Joanne Segal Brandford was born in Philadelphia in 1933. She received her BA in decorative art in 1955 and her MA in design in 1967 from UC Berkeley, with Ed Rossbach. Brandford taught at UC Berkeley, Rhode Island School of Design, Montclair State College (NJ), Wheelock College, Mass College of Art, and the Radcliffe Seminars in the Boston area, bringing the educational philosophy of the UC Design Department to the East coast.
Her work as artist, scholar, teacher, and curator was fueled by her interest and expertise in ethnic textiles, especially those of North, Central, and Andean America. Her widely exhibited innovative nets and sculptural forms were made by interlacing, knotting, and twining of primarily natural materials, sometimes dyed. Her mastery of handling materials in such a variety of ways was driven by the research and curatorial work she undertook. Her art is deeply rooted in the study of ancient and ethnographic textiles.
Her awards included a New York State Artists Grant, Basket Maker-in-Residence at Manchester Polytechnic in England, Fellow at the Bunting Institute at Radcliffe College, and Research Fellow in Textile Art at the Peabody Museum of Archaeology and Ethnology at Harvard. In 1984, Brandford curated a traveling exhibition of North American baskets from the Peabody Museum entitled “…from the tree where the bark grows;” she curated “The North American Basket 1790-1976” at the Worcester Craft Center in Massachusetts, and “Our Shining Heritage, Textile Arts of the Slavs and Their Neighbors,” at the Roberson Center for the Arts and Sciences in Binghamton, New York.
Brandford was Research Historian for the exhibition and catalog for “Knots and Nets” as well as a featured artist.

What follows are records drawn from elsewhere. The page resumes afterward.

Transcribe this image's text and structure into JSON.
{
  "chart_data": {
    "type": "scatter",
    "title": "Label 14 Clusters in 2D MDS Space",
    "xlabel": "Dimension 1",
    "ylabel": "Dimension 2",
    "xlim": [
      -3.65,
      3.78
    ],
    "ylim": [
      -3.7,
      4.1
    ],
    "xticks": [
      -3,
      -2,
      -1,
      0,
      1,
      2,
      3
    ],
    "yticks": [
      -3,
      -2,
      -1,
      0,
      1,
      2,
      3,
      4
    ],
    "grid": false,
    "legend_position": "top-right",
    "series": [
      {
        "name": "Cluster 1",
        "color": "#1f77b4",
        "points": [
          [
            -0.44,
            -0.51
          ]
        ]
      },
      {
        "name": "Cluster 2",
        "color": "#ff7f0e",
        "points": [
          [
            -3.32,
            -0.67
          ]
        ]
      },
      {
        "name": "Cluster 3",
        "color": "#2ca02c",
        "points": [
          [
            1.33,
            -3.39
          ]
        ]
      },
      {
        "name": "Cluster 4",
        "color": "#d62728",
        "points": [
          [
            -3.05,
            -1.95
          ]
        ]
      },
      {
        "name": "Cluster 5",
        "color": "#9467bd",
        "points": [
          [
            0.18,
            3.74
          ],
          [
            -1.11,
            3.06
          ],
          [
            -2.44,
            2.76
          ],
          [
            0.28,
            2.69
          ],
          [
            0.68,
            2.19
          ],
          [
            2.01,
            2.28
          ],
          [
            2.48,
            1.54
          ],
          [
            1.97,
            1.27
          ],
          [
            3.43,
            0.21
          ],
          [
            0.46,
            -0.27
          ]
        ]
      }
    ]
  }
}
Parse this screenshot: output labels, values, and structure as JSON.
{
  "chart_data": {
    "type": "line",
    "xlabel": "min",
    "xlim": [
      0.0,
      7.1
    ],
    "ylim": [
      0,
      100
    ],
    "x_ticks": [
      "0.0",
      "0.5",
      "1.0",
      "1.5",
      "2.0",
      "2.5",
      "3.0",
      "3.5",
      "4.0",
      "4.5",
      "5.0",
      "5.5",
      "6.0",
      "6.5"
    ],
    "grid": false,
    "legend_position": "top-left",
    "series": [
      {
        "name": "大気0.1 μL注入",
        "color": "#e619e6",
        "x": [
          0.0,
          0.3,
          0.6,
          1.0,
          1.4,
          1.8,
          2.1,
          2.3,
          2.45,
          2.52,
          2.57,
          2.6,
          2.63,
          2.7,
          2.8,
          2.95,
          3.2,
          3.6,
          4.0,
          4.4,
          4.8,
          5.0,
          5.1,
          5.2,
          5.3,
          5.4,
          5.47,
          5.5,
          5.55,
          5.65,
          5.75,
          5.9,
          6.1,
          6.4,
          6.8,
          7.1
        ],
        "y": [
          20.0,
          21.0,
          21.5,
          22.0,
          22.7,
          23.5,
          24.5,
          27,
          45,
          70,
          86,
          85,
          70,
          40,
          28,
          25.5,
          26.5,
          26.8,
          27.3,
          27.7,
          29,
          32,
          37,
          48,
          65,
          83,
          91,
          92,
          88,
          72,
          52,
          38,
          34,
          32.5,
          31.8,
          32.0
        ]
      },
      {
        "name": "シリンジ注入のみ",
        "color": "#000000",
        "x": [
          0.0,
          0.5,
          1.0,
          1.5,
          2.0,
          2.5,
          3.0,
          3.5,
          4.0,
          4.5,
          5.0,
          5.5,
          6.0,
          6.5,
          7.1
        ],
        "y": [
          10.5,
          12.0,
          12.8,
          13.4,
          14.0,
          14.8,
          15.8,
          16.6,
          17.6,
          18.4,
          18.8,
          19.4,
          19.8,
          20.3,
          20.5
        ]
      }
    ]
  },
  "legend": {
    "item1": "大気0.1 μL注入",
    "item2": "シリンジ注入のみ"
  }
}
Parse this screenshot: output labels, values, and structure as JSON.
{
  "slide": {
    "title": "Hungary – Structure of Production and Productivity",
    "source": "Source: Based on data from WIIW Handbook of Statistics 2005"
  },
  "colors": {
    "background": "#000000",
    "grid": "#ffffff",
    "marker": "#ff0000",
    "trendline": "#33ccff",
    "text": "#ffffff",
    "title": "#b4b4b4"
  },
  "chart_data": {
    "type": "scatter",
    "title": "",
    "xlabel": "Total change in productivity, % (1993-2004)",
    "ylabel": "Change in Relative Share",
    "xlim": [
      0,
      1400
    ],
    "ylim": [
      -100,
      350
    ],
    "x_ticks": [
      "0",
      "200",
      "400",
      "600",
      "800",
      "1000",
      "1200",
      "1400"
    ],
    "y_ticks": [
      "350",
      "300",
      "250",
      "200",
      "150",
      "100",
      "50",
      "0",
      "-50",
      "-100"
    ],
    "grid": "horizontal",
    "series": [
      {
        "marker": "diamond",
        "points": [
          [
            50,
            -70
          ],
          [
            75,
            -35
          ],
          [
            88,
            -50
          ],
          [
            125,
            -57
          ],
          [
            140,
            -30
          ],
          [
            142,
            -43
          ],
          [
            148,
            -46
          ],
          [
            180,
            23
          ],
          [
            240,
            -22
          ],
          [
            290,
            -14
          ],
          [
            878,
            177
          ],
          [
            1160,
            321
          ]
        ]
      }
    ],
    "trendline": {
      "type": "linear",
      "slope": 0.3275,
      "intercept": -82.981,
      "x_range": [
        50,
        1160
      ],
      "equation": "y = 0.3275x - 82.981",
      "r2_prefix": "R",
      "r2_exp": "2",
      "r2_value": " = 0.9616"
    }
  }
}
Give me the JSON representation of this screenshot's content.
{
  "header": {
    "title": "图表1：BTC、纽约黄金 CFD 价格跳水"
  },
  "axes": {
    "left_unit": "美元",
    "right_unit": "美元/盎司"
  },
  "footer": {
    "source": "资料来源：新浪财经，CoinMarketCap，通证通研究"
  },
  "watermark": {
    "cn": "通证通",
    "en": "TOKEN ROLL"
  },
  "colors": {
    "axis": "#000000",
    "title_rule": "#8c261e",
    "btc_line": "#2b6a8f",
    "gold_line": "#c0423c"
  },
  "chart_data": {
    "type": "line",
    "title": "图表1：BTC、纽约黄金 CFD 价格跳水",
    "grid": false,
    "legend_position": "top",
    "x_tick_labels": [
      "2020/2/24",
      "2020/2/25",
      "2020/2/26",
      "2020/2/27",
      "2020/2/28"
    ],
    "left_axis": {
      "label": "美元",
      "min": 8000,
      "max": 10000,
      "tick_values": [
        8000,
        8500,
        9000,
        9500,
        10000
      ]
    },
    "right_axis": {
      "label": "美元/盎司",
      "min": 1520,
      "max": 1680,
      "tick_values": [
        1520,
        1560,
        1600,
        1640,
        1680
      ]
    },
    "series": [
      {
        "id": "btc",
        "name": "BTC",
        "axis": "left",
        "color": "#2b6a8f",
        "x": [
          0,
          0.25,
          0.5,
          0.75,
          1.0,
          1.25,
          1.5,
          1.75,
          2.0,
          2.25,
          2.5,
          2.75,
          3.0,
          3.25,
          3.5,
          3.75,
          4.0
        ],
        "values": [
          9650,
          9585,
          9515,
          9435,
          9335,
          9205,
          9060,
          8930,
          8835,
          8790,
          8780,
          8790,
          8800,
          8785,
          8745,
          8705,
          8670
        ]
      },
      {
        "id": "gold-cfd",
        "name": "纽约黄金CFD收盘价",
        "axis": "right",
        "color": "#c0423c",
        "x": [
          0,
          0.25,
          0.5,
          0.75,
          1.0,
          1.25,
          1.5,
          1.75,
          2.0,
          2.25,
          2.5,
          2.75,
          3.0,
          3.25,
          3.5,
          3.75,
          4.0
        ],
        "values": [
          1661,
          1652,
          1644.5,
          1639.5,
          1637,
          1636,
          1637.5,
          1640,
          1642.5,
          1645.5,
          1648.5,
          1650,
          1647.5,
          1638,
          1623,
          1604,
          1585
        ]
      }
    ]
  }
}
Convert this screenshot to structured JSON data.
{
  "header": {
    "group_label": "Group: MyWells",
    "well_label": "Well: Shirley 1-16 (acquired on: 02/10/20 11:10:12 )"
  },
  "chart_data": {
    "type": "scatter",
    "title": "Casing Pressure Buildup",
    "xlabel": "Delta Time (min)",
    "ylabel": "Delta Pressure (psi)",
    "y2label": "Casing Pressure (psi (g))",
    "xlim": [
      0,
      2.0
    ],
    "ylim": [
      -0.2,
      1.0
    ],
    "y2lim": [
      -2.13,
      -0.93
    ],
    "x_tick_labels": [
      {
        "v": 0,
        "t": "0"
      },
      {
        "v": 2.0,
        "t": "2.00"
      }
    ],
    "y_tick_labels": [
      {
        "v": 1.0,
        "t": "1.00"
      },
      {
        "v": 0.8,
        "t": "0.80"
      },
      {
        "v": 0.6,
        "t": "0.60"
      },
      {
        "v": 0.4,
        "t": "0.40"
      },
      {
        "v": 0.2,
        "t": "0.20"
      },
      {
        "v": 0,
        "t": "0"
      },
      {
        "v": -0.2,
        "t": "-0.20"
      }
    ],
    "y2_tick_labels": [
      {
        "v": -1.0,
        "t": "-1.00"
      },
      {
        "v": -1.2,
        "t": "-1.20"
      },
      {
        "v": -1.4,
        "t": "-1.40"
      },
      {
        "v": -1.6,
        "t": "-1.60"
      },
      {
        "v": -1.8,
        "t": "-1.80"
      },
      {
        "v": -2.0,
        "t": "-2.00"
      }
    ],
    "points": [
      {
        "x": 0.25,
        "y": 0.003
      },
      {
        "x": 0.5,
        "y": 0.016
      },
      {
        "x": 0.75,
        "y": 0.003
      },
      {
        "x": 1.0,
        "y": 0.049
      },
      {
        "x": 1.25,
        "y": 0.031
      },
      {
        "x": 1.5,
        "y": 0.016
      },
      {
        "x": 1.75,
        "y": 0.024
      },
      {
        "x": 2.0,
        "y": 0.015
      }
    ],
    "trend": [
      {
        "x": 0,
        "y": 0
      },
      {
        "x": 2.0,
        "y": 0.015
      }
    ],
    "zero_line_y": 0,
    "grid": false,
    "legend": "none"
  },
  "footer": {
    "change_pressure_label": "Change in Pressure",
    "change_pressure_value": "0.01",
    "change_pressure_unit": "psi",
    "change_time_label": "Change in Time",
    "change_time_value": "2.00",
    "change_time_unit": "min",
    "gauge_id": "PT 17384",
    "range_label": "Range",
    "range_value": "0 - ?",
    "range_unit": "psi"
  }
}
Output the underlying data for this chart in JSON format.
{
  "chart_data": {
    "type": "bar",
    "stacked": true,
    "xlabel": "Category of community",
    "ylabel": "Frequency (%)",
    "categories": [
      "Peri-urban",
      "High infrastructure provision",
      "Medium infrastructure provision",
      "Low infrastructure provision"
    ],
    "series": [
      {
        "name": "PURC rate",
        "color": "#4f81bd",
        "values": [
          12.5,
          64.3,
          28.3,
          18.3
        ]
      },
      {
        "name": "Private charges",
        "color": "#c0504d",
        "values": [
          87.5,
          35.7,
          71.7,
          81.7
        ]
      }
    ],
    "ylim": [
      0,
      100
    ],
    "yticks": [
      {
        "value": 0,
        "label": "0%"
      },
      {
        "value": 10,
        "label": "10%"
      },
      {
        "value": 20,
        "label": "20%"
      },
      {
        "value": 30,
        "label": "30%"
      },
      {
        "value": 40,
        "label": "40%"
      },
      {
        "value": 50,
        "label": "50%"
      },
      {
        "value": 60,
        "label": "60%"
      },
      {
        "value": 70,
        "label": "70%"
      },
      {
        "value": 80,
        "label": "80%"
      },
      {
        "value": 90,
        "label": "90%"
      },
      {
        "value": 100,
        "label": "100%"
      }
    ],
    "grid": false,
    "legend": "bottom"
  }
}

She catalogued the Native American basket collection at the Wadsworth Athenaeum in Hartford. She had thirteen solo exhibitions, including the San Francisco Craft and Folk Art Museum, four shows at Amos Eno Gallery in New York, a retrospective at 171 Cedar Arts Center in Corning, New York, and a solo at the Cornerhouse Gallery in Manchester, England. A few traveling exhibitions of note: Baskets: Redefining Volume and Meaning, Knots and Nets, The Art Fabric: Main Stream, and The Dyer’s Art: Ikat, Batik, Plangi. Her work appeared in the books of the same titles and in numerous other books and catalogues.
Joanne Segal Brandford died in the spring of 1994.
See also “Joanne Segal Brandford”, by Barbara B. Goldberg, Textile Society of America Symposium Proceedings, Paper 450, 2004; and Catherine K. Hunter’s article in the winter 2012 issue of the National Basketry Organization‘s journal, NBO Quarterly Review, pp. 14-16.